2. Constrained medium

• Anisotropic movement: water molecules only move in one direction, which is moving perpendicular to the axon 

Lesion-related techniques: Ablation

The removal or destruction of part of a biological tissue or structure by a surgical procedure or a toxic substance

Lesion-related techniques: Lesion

Any disruption or damage (e.g surgery, disease, injury) to the normal structure or function of an organ

Lesion-related techniques: temporary lesion

A nonpermanent disruption of the normal functioning of a specific brain area by an injection of drugs into that brain area or by electromagnetic stimulation of the area

Lesion-related techniques: aspiration

Removing a segment of the skull, pealing back the meninges and taking out a portion of the brain

Lesion-related techniques: Excitotoxic

Delivering a neurotoxin to cause neuronal overstimulation which kills the neuron

Lesion-related techniques: Heat (Thermal)

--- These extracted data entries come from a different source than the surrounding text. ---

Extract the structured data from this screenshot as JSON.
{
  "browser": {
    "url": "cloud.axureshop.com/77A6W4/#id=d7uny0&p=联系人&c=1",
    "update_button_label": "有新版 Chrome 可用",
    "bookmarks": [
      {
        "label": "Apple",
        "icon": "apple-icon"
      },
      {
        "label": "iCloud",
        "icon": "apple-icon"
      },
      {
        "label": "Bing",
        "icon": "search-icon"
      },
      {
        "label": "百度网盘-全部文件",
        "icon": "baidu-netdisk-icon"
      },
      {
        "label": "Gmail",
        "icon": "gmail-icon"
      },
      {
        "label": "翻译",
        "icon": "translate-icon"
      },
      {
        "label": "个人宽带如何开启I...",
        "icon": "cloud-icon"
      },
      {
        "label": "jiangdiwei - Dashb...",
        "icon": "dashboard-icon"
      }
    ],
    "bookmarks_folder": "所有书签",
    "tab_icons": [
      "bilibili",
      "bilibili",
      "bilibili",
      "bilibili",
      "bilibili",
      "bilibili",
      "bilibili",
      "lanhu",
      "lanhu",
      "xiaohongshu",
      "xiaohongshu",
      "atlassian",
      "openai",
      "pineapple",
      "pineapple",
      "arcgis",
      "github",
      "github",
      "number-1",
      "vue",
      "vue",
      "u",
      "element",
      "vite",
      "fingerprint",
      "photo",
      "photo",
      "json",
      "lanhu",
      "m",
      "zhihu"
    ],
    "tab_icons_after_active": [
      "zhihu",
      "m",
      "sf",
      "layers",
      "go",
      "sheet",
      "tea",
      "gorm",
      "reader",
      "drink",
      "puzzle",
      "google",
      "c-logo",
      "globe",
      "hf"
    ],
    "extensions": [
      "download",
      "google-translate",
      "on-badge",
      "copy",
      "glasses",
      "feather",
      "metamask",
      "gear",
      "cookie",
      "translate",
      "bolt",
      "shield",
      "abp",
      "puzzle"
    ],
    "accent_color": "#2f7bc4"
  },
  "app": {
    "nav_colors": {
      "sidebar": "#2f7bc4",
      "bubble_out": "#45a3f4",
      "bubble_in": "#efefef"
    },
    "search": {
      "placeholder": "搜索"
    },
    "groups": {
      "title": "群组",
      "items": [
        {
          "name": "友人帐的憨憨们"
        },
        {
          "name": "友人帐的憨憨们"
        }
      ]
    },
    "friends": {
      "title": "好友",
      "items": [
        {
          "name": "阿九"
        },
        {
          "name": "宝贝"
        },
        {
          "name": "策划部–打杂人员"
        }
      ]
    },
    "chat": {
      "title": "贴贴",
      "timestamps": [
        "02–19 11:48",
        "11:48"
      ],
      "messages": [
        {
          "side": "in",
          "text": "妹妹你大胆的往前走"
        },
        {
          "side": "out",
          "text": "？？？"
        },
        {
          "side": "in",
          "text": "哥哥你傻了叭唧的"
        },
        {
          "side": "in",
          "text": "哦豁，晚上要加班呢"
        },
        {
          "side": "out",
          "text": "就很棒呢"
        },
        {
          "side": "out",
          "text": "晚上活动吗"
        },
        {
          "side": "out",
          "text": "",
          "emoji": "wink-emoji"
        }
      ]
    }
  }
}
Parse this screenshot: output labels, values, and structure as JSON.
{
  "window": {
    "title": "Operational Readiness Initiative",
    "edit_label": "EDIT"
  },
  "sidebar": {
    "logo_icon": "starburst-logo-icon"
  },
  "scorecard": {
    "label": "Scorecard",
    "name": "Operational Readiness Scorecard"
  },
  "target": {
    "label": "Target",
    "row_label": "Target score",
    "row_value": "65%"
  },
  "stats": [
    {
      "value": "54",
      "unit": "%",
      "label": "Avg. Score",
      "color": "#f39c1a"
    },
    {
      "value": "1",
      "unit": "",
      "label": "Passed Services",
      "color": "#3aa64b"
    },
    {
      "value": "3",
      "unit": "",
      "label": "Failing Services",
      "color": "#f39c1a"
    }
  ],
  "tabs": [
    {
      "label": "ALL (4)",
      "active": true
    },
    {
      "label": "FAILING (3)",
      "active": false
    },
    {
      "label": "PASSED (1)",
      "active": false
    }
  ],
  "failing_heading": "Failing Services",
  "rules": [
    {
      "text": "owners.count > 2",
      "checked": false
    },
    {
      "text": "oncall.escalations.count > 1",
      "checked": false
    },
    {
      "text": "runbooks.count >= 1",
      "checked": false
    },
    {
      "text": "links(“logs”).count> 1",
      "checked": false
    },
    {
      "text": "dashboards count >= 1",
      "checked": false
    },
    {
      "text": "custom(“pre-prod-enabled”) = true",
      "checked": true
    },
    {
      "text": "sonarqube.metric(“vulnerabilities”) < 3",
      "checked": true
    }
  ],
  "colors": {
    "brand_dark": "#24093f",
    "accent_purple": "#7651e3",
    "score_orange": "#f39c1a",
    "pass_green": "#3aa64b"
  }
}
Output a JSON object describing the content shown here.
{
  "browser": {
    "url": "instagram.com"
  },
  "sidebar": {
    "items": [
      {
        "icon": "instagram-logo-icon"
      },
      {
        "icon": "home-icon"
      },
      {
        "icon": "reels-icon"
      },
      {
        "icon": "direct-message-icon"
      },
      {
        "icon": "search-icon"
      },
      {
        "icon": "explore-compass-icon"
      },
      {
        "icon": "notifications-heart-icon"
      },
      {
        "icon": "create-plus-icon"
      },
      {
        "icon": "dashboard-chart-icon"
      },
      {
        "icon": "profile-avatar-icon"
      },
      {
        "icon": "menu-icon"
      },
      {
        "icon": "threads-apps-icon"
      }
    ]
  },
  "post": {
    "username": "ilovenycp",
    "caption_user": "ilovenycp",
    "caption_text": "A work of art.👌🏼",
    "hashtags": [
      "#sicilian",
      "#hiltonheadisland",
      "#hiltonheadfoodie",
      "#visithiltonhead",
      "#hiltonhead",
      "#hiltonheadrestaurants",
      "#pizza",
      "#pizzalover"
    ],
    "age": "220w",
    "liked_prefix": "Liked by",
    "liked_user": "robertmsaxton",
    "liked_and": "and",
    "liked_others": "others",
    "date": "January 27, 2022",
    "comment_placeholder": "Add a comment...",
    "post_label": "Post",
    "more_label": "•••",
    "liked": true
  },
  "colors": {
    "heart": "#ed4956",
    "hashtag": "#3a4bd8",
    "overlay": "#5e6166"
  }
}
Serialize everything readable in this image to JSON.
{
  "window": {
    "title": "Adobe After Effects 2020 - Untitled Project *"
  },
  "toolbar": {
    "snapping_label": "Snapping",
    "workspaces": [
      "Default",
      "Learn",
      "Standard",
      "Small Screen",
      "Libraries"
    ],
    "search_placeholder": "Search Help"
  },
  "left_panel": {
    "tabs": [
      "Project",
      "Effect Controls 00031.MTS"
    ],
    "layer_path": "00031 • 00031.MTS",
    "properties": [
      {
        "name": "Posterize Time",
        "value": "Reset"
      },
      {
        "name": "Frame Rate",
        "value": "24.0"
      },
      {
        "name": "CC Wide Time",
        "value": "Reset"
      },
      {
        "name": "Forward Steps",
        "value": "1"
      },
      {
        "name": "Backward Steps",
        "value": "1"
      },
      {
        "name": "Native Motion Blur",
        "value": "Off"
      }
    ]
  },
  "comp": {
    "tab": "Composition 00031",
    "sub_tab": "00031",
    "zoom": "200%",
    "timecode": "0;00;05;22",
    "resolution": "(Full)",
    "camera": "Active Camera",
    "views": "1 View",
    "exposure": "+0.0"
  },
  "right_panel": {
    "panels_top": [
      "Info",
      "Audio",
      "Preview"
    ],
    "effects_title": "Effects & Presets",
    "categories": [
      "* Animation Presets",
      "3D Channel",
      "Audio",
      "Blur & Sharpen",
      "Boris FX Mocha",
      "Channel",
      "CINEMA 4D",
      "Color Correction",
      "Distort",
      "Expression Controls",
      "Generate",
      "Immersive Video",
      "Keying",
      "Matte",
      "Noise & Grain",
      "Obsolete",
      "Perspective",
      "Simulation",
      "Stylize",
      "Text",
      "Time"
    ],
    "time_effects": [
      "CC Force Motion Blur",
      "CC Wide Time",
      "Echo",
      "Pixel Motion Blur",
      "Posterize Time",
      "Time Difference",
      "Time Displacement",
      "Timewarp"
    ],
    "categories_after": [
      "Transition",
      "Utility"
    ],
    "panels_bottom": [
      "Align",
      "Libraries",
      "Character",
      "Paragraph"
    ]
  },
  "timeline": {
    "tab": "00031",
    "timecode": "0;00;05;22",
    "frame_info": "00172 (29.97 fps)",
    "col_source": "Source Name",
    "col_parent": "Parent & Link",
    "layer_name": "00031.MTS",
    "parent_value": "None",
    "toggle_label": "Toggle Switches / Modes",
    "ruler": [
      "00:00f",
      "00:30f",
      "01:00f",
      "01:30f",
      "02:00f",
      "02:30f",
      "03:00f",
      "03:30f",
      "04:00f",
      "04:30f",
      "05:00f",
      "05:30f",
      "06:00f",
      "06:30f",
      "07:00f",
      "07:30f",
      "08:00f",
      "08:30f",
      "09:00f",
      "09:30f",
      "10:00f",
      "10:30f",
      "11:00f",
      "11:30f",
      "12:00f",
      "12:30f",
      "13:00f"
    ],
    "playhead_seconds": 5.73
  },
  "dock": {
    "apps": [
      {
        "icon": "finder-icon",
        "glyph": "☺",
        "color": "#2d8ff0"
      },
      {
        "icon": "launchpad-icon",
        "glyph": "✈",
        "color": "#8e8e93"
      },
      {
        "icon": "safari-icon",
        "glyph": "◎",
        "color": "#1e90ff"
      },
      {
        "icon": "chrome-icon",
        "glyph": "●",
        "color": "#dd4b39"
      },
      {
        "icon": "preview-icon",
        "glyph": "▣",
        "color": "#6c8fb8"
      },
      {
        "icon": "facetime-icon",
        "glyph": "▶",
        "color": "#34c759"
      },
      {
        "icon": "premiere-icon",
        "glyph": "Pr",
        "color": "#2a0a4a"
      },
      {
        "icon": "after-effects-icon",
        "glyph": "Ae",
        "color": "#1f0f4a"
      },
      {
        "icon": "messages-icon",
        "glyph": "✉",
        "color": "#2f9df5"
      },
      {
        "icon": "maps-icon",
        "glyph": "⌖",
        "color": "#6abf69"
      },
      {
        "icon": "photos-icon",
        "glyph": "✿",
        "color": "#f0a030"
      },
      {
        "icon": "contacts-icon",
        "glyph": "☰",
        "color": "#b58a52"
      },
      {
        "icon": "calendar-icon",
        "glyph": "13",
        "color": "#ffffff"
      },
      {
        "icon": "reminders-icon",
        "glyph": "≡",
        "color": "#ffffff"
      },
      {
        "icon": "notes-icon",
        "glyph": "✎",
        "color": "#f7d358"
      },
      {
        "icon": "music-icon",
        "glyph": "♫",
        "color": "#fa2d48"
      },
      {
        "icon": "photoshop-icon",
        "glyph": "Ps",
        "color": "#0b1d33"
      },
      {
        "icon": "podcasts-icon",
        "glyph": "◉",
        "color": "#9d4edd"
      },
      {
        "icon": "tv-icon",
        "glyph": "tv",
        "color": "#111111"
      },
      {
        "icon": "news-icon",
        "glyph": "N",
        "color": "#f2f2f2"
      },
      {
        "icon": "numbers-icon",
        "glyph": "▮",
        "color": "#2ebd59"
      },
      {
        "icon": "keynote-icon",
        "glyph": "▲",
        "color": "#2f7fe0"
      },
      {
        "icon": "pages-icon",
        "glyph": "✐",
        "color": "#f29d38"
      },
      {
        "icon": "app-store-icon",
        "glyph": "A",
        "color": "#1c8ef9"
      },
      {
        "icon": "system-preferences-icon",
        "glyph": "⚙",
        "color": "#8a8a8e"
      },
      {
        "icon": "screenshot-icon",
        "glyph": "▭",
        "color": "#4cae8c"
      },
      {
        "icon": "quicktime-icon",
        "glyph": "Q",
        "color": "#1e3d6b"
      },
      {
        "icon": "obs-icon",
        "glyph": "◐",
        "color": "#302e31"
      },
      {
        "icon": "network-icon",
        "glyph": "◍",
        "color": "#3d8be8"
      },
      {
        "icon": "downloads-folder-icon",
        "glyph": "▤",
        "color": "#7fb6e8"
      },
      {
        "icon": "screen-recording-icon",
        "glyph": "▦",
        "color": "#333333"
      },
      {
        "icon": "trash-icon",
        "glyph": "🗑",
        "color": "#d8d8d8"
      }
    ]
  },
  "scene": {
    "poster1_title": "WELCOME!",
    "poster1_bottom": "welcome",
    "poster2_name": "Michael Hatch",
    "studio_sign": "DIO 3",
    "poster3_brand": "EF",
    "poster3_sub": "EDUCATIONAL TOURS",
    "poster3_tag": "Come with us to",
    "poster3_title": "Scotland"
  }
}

Destroying brain tissue by overheating it

Lesion-related techniques: Chemical

Injecting a chemical into a brain area that reduces activity of neurons

Lesion-related techniques: Cryogenic

Cooling a brain region to reduce activity in that region and slow down function

Stereotaxic surgery

• Target specific brain areas using a 3D coordinate system

• It holds the head still and guides electrodes or cannulas based on the brain’s map

• Bregma is a skull landmark where the coronal and sagittal sutures meet.

  • Used for measuring brain coordinates in stereotaxic surgery.